28 December 2003

A reductionist renaissance man?

Writing about famed science fiction author Isaac Asimov, Richard Greydanus questions whether he can truly be called a renaissance man:

I believe the last person to be called a true Renaissance man was Isaac Asimov, and though I greatly admire that man, I would protest that title being given to him. Asimov had a distinctly scientific and sterile approach to life, a looking in from the outside, as it were. He mastered many of the disciplines — the various fields of science, psychology, sociology, history, Biblical commentary, and the study of the classics — and was religiously devoted to his materialistic and atheistic perspective, but for all his literary achievements his grand vision of things that are and that are to come missed the core of what people might call the human condition.

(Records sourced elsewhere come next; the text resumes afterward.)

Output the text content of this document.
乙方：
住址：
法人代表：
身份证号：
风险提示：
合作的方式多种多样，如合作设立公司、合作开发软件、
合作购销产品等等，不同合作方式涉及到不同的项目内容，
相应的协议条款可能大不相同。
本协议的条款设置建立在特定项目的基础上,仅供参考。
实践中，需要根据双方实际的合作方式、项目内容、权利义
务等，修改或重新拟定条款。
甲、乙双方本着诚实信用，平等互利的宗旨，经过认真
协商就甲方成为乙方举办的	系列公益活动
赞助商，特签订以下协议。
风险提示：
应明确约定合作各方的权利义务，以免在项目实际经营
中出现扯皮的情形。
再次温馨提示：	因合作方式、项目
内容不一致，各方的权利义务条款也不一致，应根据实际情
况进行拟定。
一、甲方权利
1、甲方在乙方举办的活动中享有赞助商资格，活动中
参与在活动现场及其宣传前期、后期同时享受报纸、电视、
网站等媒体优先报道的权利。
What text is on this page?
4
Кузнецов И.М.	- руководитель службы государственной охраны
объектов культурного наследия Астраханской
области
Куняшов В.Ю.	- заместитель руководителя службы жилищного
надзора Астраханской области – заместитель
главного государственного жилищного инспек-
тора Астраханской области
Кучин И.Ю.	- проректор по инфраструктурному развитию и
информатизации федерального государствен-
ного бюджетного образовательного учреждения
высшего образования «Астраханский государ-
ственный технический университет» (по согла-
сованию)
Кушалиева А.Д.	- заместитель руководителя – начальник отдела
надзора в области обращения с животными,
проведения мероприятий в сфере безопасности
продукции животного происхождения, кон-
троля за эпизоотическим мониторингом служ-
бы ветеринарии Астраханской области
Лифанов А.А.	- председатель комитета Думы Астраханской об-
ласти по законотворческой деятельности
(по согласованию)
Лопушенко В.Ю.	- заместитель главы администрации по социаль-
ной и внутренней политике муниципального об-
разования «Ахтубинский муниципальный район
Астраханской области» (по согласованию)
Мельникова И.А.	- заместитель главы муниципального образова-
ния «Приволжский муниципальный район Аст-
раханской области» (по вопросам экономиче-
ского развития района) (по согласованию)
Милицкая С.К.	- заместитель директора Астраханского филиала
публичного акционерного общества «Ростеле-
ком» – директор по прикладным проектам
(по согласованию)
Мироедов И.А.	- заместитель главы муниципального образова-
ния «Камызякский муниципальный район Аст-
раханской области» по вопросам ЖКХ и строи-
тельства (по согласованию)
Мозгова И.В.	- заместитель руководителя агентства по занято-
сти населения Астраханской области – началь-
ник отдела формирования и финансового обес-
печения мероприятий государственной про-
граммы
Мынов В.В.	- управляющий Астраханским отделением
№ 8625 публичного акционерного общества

A broadly cultured person is often labelled a renaissance man or woman. But Mr. Greydanus suggests, correctly I believe, that, no matter how many disciplines one has mastered or at least dabbled in, possessing a worldview that reduces the complexity of God's creation to a single facet will cause one to miss the true richness of human life. If so, then we are more likely to find renaissance men and women, not in the corridors of the secular academy, where competing reductionisms vie for the loyalty of would-be scholars, but on the farms, and in the small businesses, labour unions and church pews, where ordinary people glory in the diversity of a divinely-created cosmos.